Monday, December 3, 2007

Daring Book for Girls

This isn't the easiest review I have had to write. The fact is, I didn't think this was the greatest book ever written. Actually, I didn't think the book HAD to be written. Why is it the Daring Book for Girls anyhow? Why isn't it the Dangerous book? Can't girls have some danger in their lives? I don't really get why there needed to be a follow up to the Dangerous Book for Boys. In my family, the Dangerous Book for Boys was just as interesting to the girl as the boy, if not more so. Just because the title said it was for Boys didn't mean that girls couldn't enjoy it. When did we get so super sensitive to gender that we have to split everything up, anyhow. Why can't there just be one Dangerous Book for Kids? Isn't that cool anymore?

I have to admit, I was put off by the cover, which to me was markedly girly. Why glitter? I didn't think that was the best choice. My girl has never been a pink princess glittery type, and when she sees that stuff, she naturally shies away from it, which would make this book an immediate turn off for her.

But let's turn to the content. I did like the idea of a toolbox, which I firmly believe EVERY kid needs, boy or girl. We're totally into our toolbox here, so much so that it's been on the radiator cover in the front hall since we moved it. It's just too convenient to actually put away, what with the hammers, tape measures, screw drivers, pliers, etc. Because it's always out, my kids have always had total access to the tools. No gender differences there! If it's a tool, they're both welcome to it.

But some of the content was neither daring or dangerous. Chinese Jump Rope? Friendship bracelets? Slumber parties and short-sheeting beds? It's more like Summer Camp Fun for Girls. Now, I admit fully that my daughter was way too old for this book. A 15 year old girl won't find anything that she either doesn't already know or doesn't want to know. But some of the content really irritated me. Like writing Thank You notes. Ugh. This just seemed to perpetuate the stereotype that the female writes the family correspondence while the males watch sports on TV. Plus, isn't writing Thank You notes something your kids learn when they are tiny tots? I know mine were writing such notes well before kindergarten. I'm also not sure why there were so many "Rules of the Game" entries. I know my kids learned all that stuff in elementary school PE classes.

Some of the content I did find interesting, but my daughter just rolled her eyes. That child is the queen of bershon these days. I always like reading about historical figures, male OR female, so I enjoyed the sections on:

  • Profiles on Queens of the Ancient World
  • Real-life princesses around the world
  • A Short History of Women Inventors and Scientists
  • Female pirates
  • Female Olympic firsts

Some of the crafts were interesting and looked fun.

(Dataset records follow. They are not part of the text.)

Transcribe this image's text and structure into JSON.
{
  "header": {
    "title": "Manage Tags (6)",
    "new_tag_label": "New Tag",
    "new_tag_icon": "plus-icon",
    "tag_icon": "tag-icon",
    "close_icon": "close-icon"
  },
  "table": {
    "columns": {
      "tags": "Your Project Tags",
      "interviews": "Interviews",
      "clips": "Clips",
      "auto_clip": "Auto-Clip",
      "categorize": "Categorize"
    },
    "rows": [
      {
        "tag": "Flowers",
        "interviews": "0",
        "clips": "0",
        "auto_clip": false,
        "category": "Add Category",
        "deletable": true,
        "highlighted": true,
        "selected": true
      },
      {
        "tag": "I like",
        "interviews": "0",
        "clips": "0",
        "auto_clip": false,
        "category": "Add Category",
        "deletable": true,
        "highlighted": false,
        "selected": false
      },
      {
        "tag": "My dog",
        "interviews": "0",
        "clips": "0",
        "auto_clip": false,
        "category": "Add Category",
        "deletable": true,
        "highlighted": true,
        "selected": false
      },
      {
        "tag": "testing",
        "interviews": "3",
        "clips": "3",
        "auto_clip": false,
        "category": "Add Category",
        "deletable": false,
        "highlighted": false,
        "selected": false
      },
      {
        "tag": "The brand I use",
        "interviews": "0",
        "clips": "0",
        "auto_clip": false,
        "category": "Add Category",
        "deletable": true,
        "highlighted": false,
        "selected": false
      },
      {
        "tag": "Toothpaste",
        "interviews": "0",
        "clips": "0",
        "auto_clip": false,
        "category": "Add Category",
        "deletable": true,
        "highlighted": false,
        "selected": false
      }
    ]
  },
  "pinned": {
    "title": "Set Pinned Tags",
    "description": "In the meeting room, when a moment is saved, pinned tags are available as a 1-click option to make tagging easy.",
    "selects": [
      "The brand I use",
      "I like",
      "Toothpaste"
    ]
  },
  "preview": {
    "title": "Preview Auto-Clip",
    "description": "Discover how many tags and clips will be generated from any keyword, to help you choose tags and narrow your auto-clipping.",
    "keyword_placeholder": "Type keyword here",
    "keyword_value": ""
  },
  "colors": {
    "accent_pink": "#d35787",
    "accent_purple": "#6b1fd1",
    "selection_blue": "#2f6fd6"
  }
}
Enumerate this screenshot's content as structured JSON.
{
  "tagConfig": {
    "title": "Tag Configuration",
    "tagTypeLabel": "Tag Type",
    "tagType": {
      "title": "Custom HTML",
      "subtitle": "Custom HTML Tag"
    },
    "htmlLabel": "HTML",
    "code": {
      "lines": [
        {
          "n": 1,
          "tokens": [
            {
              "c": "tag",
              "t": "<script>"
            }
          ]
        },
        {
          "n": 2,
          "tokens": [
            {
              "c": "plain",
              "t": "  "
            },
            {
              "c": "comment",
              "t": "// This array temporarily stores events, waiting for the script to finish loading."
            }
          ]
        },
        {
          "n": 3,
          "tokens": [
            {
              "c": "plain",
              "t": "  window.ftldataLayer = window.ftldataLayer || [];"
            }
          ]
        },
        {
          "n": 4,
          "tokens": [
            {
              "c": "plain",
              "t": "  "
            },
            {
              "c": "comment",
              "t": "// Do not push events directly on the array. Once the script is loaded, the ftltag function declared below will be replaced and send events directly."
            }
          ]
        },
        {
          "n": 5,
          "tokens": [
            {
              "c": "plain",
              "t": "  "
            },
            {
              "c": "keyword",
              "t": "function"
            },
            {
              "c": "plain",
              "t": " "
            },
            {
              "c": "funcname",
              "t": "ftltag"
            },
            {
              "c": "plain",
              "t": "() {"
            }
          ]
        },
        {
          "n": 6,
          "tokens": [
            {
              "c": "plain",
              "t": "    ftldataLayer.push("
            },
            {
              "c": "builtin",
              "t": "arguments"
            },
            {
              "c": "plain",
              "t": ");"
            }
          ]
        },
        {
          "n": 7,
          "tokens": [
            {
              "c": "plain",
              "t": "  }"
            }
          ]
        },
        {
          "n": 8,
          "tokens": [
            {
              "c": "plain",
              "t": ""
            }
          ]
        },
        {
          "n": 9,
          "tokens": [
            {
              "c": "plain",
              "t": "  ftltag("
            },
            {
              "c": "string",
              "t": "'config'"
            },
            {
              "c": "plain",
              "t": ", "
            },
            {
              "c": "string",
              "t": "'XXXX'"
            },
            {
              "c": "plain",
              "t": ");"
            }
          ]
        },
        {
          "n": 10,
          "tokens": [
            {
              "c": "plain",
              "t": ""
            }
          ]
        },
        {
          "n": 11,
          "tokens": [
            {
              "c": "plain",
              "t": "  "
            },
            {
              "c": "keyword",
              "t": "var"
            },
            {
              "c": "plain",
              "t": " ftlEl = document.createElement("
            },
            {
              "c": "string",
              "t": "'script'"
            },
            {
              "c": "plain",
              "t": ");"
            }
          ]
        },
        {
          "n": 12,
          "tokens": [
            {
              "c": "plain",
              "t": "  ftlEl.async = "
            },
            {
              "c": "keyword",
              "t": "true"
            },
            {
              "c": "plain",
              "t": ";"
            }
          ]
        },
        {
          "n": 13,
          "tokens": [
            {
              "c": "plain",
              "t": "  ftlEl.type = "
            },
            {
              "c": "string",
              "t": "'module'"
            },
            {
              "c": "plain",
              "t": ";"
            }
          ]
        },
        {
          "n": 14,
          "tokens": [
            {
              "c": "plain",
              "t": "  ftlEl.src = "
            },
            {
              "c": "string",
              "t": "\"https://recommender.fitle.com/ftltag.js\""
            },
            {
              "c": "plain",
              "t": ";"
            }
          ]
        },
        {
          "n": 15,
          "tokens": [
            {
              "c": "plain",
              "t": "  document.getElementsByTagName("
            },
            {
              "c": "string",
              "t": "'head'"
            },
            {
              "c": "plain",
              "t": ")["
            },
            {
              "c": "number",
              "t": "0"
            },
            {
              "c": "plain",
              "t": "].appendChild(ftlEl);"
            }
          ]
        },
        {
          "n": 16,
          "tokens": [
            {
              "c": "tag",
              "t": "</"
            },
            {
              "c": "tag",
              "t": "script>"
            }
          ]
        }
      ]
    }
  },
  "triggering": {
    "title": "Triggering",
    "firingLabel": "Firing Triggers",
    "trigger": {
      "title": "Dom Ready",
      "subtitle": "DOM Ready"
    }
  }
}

We've made a potato clock, but not a lemon-powered clock. We've made a flower press, but it's quite different than the one in the book.

I'm not saying that this isn't a book you should consider. In fact, if you have an elementary school aged girl, I think this would be a fun book for her to have. But kids 7-8 seem to be the target audience, and I can't see older kids having much interest since they probably know much of the content already. What did bother me throughout the book was that it was focused on what I consider girly pursuits instead of gender-neutral things, which are much more interesting. The Boy's book was much more transferable to a girl than this book would be for a boy, and that irritated me. I'm just not a fan of any gender-specific books. It's too exclusionary for my tastes. I know most people don't think like I do, so if you do like the idea of getting separate books for separate genders, then this is a fine book for a young girl. But she has to like glitter.


1 comment:

Eleanor said...

I have not read either book, so my ability to comment is limited, but what you said really resonates with me. Yes and YES to your comments about moving beyond gendered books for boys and girls, and the way that "boys stuff" can be enjoyed by girls, but "girls stuff" doesn't transfer in the opposite direction.

That said, the content of the books sounds quite exciting, and along with the presentation reminds me of the old annuals and other books belonging to my parents that I read and loved as a kid (I'm really not that far past being one).